In the Bay State Banner: Advocates Fight to Save Melnea Cass Blvd Trees


State Rep. Byron Rushing speaks to attendees after a community meeting hosted by Friends of Melnea Cass Boulevard. Photo: Sandra Larson

The Melnea Cass Boulevard “Complete Streets” redesign project, headed by the Boston Transportation Department, is intended to calm traffic and create a more pedestrian- and bicycle-friendly street as well as improve the area’s stormwater drainage. First introduced in 2011, the plans have gone through numerous iterations. The current one adds separated bike lanes on each side of the street, new landscaped center medians and traffic-calming elements such as raised intersections and crosswalks.

The project reached a key 25 percent design milestone recently and must be advertised for construction by fall 2018 in order to retain funding, city officials say. With that deadline in mind, construction is expected to start in 2019 — and neighborhood advocates are stressing the urgency of getting the plan right before it’s too late.
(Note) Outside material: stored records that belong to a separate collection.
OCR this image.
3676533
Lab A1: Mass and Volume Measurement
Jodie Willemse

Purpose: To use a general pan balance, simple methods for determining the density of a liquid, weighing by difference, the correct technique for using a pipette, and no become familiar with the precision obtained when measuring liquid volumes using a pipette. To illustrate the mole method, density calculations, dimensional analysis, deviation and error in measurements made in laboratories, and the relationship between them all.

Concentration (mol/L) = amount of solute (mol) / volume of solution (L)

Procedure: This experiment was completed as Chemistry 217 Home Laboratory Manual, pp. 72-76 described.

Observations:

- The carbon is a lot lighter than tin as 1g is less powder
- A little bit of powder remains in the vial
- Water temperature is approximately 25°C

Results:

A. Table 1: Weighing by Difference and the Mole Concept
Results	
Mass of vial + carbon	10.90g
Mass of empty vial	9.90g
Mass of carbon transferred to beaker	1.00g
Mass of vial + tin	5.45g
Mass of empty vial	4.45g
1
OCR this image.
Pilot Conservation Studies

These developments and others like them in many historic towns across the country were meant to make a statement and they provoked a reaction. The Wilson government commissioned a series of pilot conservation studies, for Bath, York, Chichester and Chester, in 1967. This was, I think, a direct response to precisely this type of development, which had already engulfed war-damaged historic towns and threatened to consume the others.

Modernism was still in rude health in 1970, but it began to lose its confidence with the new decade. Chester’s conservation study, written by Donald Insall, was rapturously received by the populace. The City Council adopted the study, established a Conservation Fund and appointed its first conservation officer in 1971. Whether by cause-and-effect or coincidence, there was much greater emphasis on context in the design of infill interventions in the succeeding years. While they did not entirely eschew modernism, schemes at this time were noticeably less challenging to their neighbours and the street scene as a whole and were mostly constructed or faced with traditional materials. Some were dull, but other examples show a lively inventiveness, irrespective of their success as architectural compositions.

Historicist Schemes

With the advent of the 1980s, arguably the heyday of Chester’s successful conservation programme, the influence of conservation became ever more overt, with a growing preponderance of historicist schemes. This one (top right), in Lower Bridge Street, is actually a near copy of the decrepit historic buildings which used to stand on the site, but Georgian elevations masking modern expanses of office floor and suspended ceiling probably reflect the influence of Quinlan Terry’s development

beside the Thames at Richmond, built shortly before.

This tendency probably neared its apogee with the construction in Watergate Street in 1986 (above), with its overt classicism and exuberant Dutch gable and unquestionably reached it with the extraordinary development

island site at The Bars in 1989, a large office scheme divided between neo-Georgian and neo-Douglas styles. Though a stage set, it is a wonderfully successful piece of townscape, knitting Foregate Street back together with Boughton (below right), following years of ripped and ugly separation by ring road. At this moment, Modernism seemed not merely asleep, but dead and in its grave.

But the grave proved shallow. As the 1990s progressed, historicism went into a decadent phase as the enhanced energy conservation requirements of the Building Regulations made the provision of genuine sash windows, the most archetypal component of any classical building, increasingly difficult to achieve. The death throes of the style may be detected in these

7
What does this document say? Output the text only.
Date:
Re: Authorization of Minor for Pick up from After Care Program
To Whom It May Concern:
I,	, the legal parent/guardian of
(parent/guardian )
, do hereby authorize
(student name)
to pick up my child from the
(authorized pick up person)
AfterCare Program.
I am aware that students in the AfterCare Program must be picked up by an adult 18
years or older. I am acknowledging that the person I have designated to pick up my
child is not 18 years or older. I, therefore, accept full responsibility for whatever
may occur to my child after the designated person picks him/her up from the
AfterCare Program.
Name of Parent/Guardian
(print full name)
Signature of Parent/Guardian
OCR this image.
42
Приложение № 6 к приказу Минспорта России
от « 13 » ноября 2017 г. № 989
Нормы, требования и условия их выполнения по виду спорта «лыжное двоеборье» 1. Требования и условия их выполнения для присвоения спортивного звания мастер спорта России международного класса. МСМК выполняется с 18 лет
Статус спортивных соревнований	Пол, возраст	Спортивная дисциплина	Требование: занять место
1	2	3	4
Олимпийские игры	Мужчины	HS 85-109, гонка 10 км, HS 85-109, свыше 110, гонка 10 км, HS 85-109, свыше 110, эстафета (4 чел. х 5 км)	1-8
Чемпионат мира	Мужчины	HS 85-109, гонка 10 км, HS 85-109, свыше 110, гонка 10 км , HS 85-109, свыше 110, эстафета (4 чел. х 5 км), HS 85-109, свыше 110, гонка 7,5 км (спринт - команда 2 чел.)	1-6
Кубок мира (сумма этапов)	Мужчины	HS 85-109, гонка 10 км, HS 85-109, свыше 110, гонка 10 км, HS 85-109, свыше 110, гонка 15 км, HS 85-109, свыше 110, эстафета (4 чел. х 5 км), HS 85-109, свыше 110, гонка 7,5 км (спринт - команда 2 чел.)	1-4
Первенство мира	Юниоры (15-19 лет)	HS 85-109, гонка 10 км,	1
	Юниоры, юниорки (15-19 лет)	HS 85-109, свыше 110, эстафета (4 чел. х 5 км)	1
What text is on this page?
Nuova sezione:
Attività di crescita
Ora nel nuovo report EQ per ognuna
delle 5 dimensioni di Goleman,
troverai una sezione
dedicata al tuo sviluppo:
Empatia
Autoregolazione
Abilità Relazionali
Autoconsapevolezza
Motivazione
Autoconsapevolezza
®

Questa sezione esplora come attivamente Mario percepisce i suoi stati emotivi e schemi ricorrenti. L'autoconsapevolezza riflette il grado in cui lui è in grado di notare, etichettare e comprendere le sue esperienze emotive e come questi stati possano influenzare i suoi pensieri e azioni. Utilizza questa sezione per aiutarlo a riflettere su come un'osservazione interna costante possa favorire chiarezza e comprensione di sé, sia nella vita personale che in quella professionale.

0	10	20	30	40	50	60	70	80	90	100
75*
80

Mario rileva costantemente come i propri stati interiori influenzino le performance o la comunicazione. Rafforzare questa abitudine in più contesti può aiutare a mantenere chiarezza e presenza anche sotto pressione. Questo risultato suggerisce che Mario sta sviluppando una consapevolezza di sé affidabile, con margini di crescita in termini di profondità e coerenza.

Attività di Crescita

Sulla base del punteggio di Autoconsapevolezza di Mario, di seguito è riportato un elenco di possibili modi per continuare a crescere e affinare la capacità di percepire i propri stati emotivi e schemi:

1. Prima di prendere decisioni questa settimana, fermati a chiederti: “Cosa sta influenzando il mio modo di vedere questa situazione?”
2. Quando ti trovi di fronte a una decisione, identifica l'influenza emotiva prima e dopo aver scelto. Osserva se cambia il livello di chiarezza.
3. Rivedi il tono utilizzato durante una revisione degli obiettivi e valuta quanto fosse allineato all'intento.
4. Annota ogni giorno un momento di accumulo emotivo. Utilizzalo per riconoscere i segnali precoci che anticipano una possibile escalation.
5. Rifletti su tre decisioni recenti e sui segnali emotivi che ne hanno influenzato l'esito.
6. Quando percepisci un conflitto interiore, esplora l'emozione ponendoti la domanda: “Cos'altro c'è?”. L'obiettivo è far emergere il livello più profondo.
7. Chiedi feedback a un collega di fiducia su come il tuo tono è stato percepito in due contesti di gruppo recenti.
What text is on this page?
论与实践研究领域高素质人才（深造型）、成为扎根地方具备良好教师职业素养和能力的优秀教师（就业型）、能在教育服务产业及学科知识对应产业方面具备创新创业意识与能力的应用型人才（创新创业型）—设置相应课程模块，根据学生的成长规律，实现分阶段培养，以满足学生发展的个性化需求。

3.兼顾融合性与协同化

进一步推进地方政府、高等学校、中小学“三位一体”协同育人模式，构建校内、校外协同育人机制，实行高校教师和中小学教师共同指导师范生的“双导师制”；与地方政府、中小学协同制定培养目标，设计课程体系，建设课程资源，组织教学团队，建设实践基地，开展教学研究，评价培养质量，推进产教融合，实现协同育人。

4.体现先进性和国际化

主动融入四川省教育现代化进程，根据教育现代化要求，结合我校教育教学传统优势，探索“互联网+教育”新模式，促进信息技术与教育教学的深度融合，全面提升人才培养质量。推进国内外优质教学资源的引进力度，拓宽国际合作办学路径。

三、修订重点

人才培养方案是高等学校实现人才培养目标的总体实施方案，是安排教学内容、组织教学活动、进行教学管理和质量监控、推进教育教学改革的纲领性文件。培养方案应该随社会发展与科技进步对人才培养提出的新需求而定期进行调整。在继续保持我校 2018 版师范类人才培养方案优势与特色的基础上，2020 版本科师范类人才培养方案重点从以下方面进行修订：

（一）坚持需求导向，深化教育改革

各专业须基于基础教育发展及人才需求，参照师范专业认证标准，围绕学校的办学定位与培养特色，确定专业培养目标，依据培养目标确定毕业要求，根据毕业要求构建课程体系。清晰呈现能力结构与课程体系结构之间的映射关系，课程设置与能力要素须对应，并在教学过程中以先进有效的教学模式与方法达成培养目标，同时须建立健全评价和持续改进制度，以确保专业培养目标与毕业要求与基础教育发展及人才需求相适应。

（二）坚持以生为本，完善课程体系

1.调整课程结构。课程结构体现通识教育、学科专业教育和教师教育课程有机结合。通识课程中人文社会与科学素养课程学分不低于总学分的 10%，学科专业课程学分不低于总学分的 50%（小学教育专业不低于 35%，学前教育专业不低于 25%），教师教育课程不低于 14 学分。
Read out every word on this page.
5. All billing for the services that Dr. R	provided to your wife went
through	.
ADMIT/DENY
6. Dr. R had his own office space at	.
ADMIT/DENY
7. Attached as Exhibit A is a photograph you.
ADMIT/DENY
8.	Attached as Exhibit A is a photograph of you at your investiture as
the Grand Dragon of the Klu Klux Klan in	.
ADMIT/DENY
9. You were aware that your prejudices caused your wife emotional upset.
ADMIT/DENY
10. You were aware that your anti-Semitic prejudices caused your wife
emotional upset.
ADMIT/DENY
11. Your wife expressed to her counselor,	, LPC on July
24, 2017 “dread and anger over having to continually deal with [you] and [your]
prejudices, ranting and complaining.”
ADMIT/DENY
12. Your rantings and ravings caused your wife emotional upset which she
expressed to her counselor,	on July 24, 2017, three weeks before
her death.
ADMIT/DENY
A robust community response already has pushed significant alterations to the project — most notably the scrapping of initial plans to widen the street and add dedicated Bus Rapid Transit lanes in the center. While celebrating this victory and showing appreciation for some of the plan’s elements, such as the addition of a bike lane on the Roxbury side of the street, neighbors and advocates want to see several issues addressed before the design is presented for approval. The hearing on the 25 percent design is expected to occur in October.